Prezado Valdir Chiogna Junior,
As vacas gordas tem mais problemas no pós-parto porque a ingestão de materia seca delas é menor do que das vacas em boa condição corporal. Como conseguem comer menos perdem mais peso, portanto demoram ainda mais para voltar a ciclar e emprenhar pós-parto.
No radar publicado no dia 02/05/2007 (Escore de Condição Corporal x Balanço Energético Negativo) tem uns gráfico sobre o assunto.
Obrigada pela participação.
Ricarda.
MARCOS TADEU COSMO

SALES - SÃO PAULO - PRODUÇÃO DE LEITE

EM 14/05/2008

Ricarda e José Luiz,

Com relação ao texto acima, gostaria que clarecessem se possível:

1- A gordura da dieta mencionada pode ser encontrada em que ingredientes? Qual o percentual em relação a MS ou ao total de concentrado?

2- O fornecimento de Soja grão e caroço de algodão, onde podemos ter grande quantidade de óleos, seria uma opção?

3- Já que o BEN é inevitável, seria possível a vocês sugerir uma dieta básica para a fase de transição com maior densidade energética.

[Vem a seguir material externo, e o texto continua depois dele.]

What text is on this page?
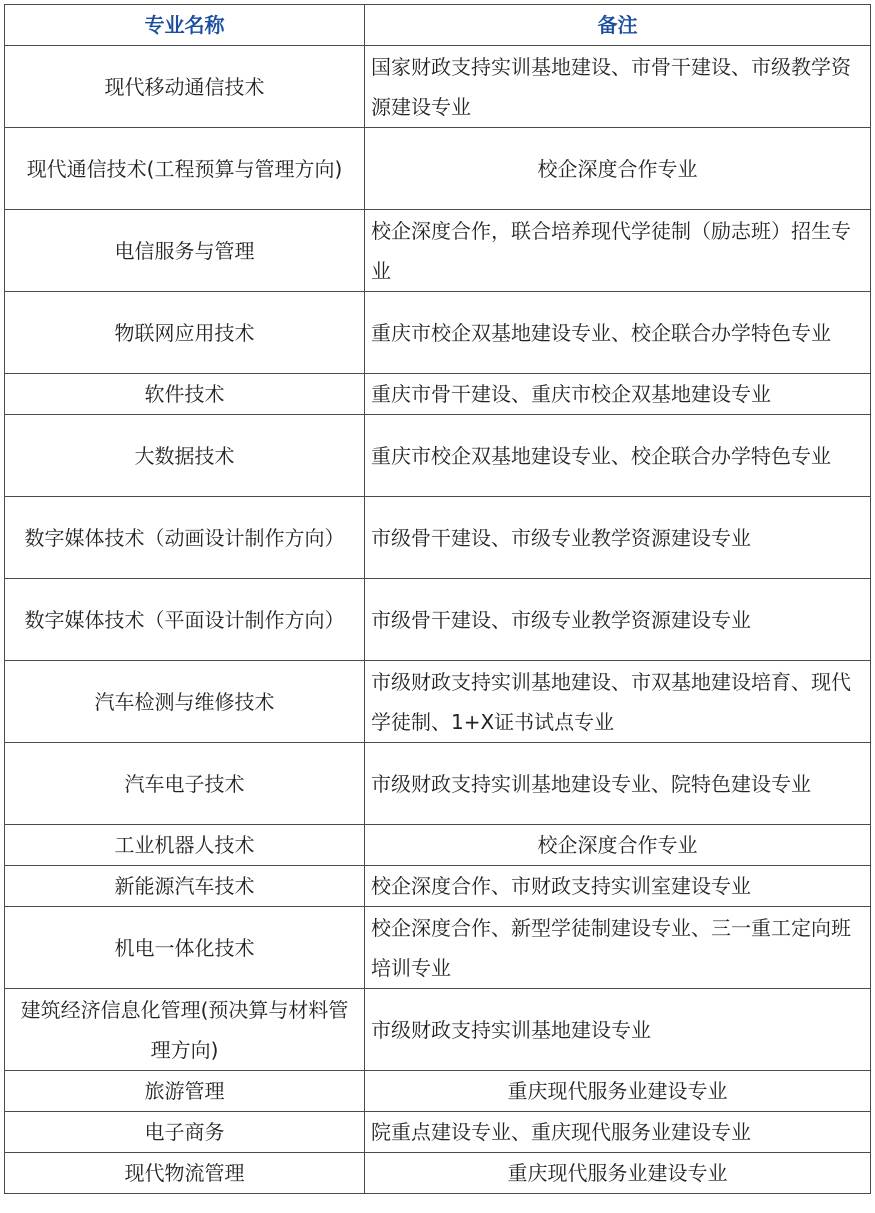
专业名称	备注
现代移动通信技术	国家财政支持实训基地建设、市骨干建设、市级教学资源建设专业
现代通信技术(工程预算与管理方向)	校企深度合作专业
电信服务与管理	校企深度合作，联合培养现代学徒制（励志班）招生专业
物联网应用技术	重庆市校企双基地建设专业、校企联合办学特色专业
软件技术	重庆市骨干建设、重庆市校企双基地建设专业
大数据技术	重庆市校企双基地建设专业、校企联合办学特色专业
数字媒体技术（动画设计制作方向）	市级骨干建设、市级专业教学资源建设专业
数字媒体技术（平面设计制作方向）	市级骨干建设、市级专业教学资源建设专业
汽车检测与维修技术	市级财政支持实训基地建设、市双基地建设培育、现代学徒制、1+X证书试点专业
汽车电子技术	市级财政支持实训基地建设专业、院特色建设专业
工业机器人技术	校企深度合作专业
新能源汽车技术	校企深度合作、市财政支持实训室建设专业
机电一体化技术	校企深度合作、新型学徒制建设专业、三一重工定向班培训专业
建筑经济信息化管理(预决算与材料管理方向)	市级财政支持实训基地建设专业
旅游管理	重庆现代服务业建设专业
电子商务	院重点建设专业、重庆现代服务业建设专业
现代物流管理	重庆现代服务业建设专业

Tenho enriquecido meu conhecimento e modificado bastante minhas ações no manejo diário com minhas colaboradoras e produtoras de leite. Tudo isso de forma constante graças aos inúmeros textos, artigos e pesquisas que vocês tem trazido aqui no MilkPoint. Portanto, aproveito a oportunidade para agradece-los e pedir que continuem com seu trabalho cujos pesos para valor e utilidade talvez escapem da sua percepção, dado o enorme universo que atingem.

Obrigado

Marcos Tadeu Cosmo

MÁRCIO BARBOSA LIMA DE OLIVEIRA MACÊDO

ITABUNA - BAHIA - PRODUÇÃO DE LEITE

EM 13/05/2008

Parabéns aos professores pelo artigo! Diante dessa brilhante explanação, faço aqui algumas indagações:

1º)Qual o tipo de gordura a ser usada na dieta pré-parto?
2º)Não teria um protocolo hormonal a ser usado logo após a parição?
3º)A progesterona não diminuiria esse período de anestro do animal?

Obrigado pela atenção.
VALDIR CHIOGNA JUNIOR

RIO VERDE - GOIÁS - CONSULTORIA/EXTENSÃO RURAL

EM 09/05/2008

Parabéns pelo artigo! Esta informação de diminuição de 10% na concepção a cada 0,5 unidade de perda de ECC, é interessante, mas vacas com ECC alto (4,5 e 5) tem sua fertilidade diminuída também não é mesmo... portanto gostaria de saber se pelo trabalho conseguiu estabelecer-se um gráfico? Obrigado!
GILDO CRUZ

XINGUARA - PARÁ

EM 08/05/2008

Caros professores, além dos manejos citados no artigo,vocês preconizam outros?